Sankey diagram example data and code

news
code
analysis
network
Author

Christopher Buddenhagen

Published

September 9, 2022

I first learned about a Sankey graph from Tufte’s data visualization book (Tufte 1983). It is a heartbreaking image of Napoleon’s army’s attempt to invade Moscow, but instead of victory, thousands died through a mix of war and unhygienic and freezing weather as the marched to Moscow and back to France. My purposes for this post are much more mundane, quite unimportant relatively - to look at weightings of a project with criteria.

How can data be used to generate a Sankey graph? You need project and criteria node names arranged in terms of weights and the target and sources for links Table 2. This way nodes and links are sized according the assigned weights Figure 1 - an example of its application is in my other post for our weed horizon scan.

Charles Joseph Minard’s visualization of Napoleon’s Russian campaign of 1812

The package is a network package networkD3Allaire et al. (2017).

#Load packages
library(tidyverse)
library(networkD3)
library(kableExtra)

The data can be read in from an external file, you need the nodes to be listed and numbered from 0 and on up to the number of nodes in one file, the names should match the criteria and project titles Table 1.

nodes<-
  structure(
  list(
    source = 0:7, #node numbering starts at zero
    target_name = c(
      "1 project",
      "2 project",
      "3 project",
      "4 project",
      "5 project",
      "Proportion of work that is plant science",
      "Stakeholders will benefit",
      "Is not well addressed by others"
    )
  ),
  row.names = c(NA,-8L),
  class = "data.frame"
)

kable(nodes %>% arrange(source), align="l", format = "pipe", padding = 2)
Table 1: The nodes need to be numbered from zero up.
source target_name
0 1 project
1 2 project
2 3 project
3 4 project
4 5 project
5 Proportion of work that is plant science
6 Stakeholders will benefit
7 Is not well addressed by others

Generate some random weights for this exercise, I am using 3 criteria, for the 5 projects so I need 15 weights.

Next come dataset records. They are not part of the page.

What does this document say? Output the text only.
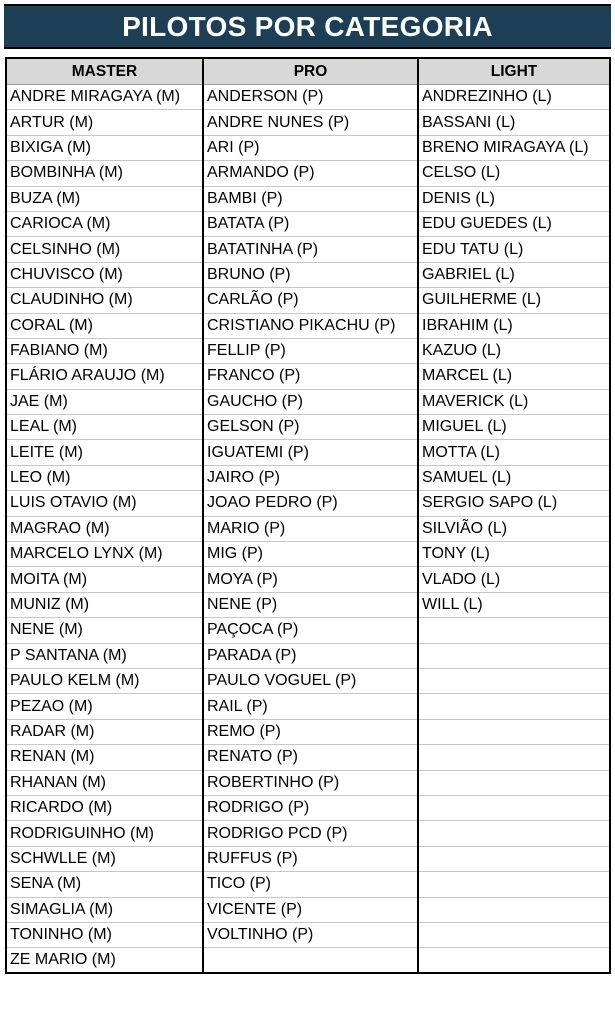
PILOTOS POR CATEGORIA
MASTER	PRO	LIGHT
ANDRE MIRAGAYA (M)	ANDERSON (P)	ANDREZINHO (L)
ARTUR (M)	ANDRE NUNES (P)	BASSANI (L)
BIXIGA (M)	ARI (P)	BRENO MIRAGAYA (L)
BOMBINHA (M)	ARMANDO (P)	CELSO (L)
BUZA (M)	BAMBI (P)	DENIS (L)
CARIOCA (M)	BATATA (P)	EDU GUEDES (L)
CELSINHO (M)	BATATINHA (P)	EDU TATU (L)
CHUVISCO (M)	BRUNO (P)	GABRIEL (L)
CLAUDINHO (M)	CARLÃO (P)	GUILHERME (L)
CORAL (M)	CRISTIANO PIKACHU (P)	IBRAHIM (L)
FABIANO (M)	FELLIP (P)	KAZUO (L)
FLÁRIO ARAUJO (M)	FRANCO (P)	MARCEL (L)
JAE (M)	GAUCHO (P)	MAVERICK (L)
LEAL (M)	GELSON (P)	MIGUEL (L)
LEITE (M)	IGUATEMI (P)	MOTTA (L)
LEO (M)	JAIRO (P)	SAMUEL (L)
LUIS OTAVIO (M)	JOAO PEDRO (P)	SERGIO SAPO (L)
MAGRAO (M)	MARIO (P)	SILVIÃO (L)
MARCELO LYNX (M)	MIG (P)	TONY (L)
MOITA (M)	MOYA (P)	VLADO (L)
MUNIZ (M)	NENE (P)	WILL (L)
NENE (M)	PAÇOCA (P)	
P SANTANA (M)	PARADA (P)	
PAULO KELM (M)	PAULO VOGUEL (P)	
PEZAO (M)	RAIL (P)	
RADAR (M)	REMO (P)	
RENAN (M)	RENATO (P)	
RHANAN (M)	ROBERTINHO (P)	
RICARDO (M)	RODRIGO (P)	
RODRIGUINHO (M)	RODRIGO PCD (P)	
SCHWLLE (M)	RUFFUS (P)	
SENA (M)	TICO (P)	
SIMAGLIA (M)	VICENTE (P)	
TONINHO (M)	VOLTINHO (P)	
ZE MARIO (M)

weights<-sample(1:10, 15, replace=T)

Then generate the table with project names and weights. The link colors are determined by the names on the nodes and it can have problems recognizing names as unique if the first word is the same and there are spaces. I used Project 1, Project 2, etc and it didn’t recognize the nodes as distinct until I named them 1 Project, 2 Project, etc.

target_source <-
  tibble(
    source_name = c(rep(
      c(
        "Proportion of work that is plant science",
        "Stakeholders will benefit",
        "Is not well addressed by others"
      ),
      5
    )),
    target_name = c(rep(
      c("1 project",
        "2 project",
        "3 project",
        "4 project",
        "5 project"),
      3
    )),
    weight=as.numeric(c(weights)),
    target = c(rep(c(0, 1, 2, 3, 4), 3)),
    source = c(rep(c(5, 6, 7), 5))
    
    ) 

kable(target_source %>% arrange(target_name), align="c", format = "pipe", padding = 2)
Table 2: Data arrangement includes projects, criteria and weights.
source_name target_name weight target source
Proportion of work that is plant science 1 project 3 0 5
Is not well addressed by others 1 project 9 0 7
Stakeholders will benefit 1 project 8 0 6
Stakeholders will benefit 2 project 7 1 6
Proportion of work that is plant science 2 project 3 1 5
Is not well addressed by others 2 project 10 1 7
Is not well addressed by others 3 project 6 2 7
Stakeholders will benefit 3 project 10 2 6
Proportion of work that is plant science 3 project 9 2 5
Proportion of work that is plant science 4 project 7 3 5
Is not well addressed by others 4 project 4 3 7
Stakeholders will benefit 4 project 7 3 6
Stakeholders will benefit 5 project 5 4 6
Proportion of work that is plant science 5 project 2 4 5
Is not well addressed by others 5 project 7 4 7

Then generate the Figure 1. Just note it is outputting and html widget, looks a lot better on a desktop screen.


sankey3<-networkD3::sankeyNetwork(Links = target_source, 
                                  Nodes = nodes, 
                                  Source = 'target', 
                                  Target = 'source', 
                                  Value = 'weight', 
                                  NodeID = 'target_name',
                                  units = 'weight',
                                  width = 600,
                                  height = 800,
                                  fontSize = 18,
                                  LinkGroup="target_name", 
                                  fontFamily = "Georgia")

sankey3

Figure 1: Project weights under three criteria using a Sankey diagram, from R code.

References

Allaire JJ, Gandrud C, Russell K, Yetman C 2017. networkD3: D3 JavaScript network graphs from r.
Tufte ER 1983. The visual display of quantitative information. Graphics Press, Chesire, CT.